Histone Deacetylation Signaling in Aging and Cancer Pathways

Our broad research goal is to understand chromatin regulatory mechanisms in nuclear and epigenetic programs and how these mechanisms are deregulated in aging and disease. A fundamental mechanism for regulating chromatin involves the reversible modification of histones by chemical moieties such as acetyl-,

methyl-, and phospho-groups. These different histone marks are linked to discrete chromatin states and regulate the accessibility of DNA to transacting factors.
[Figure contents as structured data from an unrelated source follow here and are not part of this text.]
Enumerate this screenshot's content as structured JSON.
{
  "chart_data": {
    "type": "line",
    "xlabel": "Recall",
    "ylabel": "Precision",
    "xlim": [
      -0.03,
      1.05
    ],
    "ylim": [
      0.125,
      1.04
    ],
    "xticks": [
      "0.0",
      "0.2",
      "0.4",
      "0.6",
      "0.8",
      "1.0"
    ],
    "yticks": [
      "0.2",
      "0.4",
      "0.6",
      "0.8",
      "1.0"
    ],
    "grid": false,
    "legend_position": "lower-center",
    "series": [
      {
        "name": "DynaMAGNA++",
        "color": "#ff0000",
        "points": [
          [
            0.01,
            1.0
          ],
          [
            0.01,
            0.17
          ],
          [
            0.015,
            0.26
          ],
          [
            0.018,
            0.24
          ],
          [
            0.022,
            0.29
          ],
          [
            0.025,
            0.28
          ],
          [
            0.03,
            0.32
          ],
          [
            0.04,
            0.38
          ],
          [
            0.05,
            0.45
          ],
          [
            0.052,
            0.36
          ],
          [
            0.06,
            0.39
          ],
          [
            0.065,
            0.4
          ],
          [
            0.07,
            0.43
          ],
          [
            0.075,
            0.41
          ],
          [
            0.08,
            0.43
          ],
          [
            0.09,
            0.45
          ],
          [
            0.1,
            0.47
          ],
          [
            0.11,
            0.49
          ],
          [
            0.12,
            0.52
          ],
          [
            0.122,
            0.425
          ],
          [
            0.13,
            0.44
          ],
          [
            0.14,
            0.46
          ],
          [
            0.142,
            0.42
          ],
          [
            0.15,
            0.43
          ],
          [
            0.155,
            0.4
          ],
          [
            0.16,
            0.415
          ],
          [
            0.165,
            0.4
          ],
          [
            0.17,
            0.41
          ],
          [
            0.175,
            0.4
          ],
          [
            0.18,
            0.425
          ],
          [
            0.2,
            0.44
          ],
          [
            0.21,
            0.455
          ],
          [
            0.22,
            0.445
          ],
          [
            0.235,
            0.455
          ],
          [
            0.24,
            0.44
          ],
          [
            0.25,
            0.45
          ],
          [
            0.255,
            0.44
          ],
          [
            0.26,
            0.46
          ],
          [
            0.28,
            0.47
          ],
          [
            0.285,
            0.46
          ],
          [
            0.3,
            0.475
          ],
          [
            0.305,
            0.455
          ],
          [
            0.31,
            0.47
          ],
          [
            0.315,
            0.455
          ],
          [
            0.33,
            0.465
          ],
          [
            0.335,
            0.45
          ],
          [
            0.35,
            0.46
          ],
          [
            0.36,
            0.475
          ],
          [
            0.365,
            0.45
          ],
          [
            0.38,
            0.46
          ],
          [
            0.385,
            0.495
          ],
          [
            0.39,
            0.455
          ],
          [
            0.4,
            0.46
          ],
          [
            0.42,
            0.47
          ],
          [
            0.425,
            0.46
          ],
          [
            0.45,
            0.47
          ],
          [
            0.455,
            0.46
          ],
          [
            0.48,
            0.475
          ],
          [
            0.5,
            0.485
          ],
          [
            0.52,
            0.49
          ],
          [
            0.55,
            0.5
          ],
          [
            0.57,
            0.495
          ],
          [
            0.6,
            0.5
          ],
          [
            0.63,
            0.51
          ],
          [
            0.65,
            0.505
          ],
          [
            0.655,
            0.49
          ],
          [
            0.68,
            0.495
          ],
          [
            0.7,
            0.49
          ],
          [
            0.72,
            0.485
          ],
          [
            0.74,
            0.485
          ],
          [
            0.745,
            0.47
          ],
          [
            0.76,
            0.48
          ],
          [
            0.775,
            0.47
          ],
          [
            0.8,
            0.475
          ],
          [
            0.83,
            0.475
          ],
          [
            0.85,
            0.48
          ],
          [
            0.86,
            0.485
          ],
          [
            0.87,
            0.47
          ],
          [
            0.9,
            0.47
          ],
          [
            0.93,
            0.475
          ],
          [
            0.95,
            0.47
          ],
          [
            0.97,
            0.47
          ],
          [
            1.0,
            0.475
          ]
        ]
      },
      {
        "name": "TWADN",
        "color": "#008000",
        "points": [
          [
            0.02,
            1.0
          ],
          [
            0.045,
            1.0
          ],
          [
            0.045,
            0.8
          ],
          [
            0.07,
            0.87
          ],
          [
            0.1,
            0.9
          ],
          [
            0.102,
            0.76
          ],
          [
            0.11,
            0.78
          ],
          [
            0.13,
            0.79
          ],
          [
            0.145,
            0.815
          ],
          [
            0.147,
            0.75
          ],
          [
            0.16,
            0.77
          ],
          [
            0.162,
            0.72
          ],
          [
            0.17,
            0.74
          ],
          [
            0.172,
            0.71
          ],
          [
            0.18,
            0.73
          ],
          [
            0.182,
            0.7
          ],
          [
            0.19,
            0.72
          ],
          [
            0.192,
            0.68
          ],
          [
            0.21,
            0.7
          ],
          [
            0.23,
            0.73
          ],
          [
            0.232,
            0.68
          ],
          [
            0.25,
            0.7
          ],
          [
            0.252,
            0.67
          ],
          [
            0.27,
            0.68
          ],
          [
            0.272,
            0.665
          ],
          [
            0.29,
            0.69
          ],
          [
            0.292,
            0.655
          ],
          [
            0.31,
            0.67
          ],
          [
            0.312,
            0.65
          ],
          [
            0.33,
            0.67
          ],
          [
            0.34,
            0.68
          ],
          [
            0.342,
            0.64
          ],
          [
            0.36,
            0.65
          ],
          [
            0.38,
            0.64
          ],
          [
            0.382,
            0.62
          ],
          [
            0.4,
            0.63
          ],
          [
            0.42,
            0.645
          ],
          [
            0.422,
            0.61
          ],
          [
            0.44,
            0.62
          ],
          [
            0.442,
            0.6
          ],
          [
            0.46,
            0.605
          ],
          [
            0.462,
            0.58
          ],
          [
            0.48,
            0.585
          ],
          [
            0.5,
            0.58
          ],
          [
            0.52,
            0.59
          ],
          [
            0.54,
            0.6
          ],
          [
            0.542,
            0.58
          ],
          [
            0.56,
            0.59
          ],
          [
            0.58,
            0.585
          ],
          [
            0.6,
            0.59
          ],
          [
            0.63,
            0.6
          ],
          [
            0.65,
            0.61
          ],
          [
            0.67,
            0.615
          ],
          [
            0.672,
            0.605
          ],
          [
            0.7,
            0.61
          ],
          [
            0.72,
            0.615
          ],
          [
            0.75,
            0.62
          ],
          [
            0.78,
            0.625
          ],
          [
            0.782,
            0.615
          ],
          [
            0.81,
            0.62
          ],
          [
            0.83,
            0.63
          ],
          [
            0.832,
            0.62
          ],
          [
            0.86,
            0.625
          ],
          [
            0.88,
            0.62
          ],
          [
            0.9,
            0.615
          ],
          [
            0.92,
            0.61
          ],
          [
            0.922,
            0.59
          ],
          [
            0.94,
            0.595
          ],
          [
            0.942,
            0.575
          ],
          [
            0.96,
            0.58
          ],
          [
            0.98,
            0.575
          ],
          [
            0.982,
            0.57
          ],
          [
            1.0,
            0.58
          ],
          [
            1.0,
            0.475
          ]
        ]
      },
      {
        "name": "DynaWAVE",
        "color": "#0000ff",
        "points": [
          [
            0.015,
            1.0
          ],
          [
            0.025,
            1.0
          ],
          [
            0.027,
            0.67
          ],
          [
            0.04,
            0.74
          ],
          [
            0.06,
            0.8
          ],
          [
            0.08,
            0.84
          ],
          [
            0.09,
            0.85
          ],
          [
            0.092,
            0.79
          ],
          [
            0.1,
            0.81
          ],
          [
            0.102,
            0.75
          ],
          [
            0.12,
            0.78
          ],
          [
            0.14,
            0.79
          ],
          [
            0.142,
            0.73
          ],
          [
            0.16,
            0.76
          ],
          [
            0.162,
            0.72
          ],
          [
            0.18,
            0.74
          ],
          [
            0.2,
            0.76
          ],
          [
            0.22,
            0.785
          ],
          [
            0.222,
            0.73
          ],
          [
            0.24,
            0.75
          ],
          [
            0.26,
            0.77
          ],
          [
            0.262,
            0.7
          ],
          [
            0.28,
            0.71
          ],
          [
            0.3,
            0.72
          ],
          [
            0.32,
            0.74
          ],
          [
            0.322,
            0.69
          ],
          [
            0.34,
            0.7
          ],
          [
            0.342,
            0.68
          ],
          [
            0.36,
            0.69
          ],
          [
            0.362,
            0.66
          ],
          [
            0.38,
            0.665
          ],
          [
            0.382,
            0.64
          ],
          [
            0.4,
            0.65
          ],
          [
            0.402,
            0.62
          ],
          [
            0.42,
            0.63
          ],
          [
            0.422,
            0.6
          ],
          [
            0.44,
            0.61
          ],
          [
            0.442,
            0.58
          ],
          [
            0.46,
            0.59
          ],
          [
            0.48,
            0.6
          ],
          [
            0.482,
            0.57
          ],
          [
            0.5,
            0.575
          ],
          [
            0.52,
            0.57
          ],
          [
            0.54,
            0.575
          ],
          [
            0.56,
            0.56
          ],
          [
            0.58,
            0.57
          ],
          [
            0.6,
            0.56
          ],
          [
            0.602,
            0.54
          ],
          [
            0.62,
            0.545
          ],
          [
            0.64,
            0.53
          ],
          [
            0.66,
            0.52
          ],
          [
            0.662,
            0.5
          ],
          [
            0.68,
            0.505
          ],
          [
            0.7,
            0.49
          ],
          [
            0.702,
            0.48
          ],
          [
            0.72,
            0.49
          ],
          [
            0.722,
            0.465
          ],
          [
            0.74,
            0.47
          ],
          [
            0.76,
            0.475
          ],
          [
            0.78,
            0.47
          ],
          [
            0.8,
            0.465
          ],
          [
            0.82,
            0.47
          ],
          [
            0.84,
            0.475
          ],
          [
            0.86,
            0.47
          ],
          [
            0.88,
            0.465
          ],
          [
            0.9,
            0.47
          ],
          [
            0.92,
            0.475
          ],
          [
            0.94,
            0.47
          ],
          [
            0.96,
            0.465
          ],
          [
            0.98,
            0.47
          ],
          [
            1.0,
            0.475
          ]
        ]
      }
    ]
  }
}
In budding yeast, histone deacetylation by the chromatin silencing factor Sir2 prevents genomic instability and aging, and in mammals, de-regulation of

histone acetylation is linked to cellular senescence and aging-related pathologies from neurodegeneration to cancer. Here, we focus on SIRT7, a chromatin regulatory, lysine deacetylase enzyme in the Sir2 family of aging-regulatory factors. This project will study new roles of SIRT7-dependent histone deacetylation in

chromatin regulatory mechanisms that are deregulated in aging and age-associated cancer biology. Inactivation of SIRT7 in mice leads to genomic instability, shortened lifespan and aging-related phenotypes, and preliminary studies suggest that increased SIRT7 protects against aging pathologies in mice. However,

SIRT7 can also sustain oncogenic transcriptional programming in cancer cells. Thus, uncovering distinct pathways of SIRT7 chromatin regulation, may be important to dissect pleiotropic functions of SIRT7 in aging and cancer pathways. Recently, we identified a novel substrate of SIRT7, acetylated lysine K36 of histone H3

(H3K36ac), which is dramatically hyper-acetylated upon SIRT7-inactivation. H3K36ac is implicated in chromatin remodeling and DNA damage responses in yeast, but its regulation and functions in mammalian biology are largely obscure. In preliminary studies we found that the increased H3K36 acetylation in SIRT7-

deficient cells is coupled to decreased di-methylation at this residue (H3K36me2), a chromatin modification that has important roles in gene activation, DNA methylation and oncogenic transformation. Moreover, SIRT7 interacts physically with the oncoprotein NSD2, the enzyme that generates the bulk of H3K36me2 in many cell

types. Here, we will investigate a new model that SIRT7 clears acetylation at H3K36 from large swaths of chromatin to help prime NSD2-catalyzed methylation at H3K36. In Aim 1, we explore the connection of SIRT7 and NSD2 in aging-related processes using genomic, cellular and mouse systems, and in Aim 2, we test the

role of SIRT7-H3K36-NSD2 methylation axis in driving lung carcinoma in vivo, using pre-clinical mouse and human cancer models. By uncovering distinct pathways of SIRT7 chromatin regulation, this project may suggst strategies to selectively enhance functions of SIRT7 that are protective in aging without promoting oncogenic

SIRT7 activities. Together, these studies should provide insights into fundamental chromatin mechanisms in aging and cancer biology.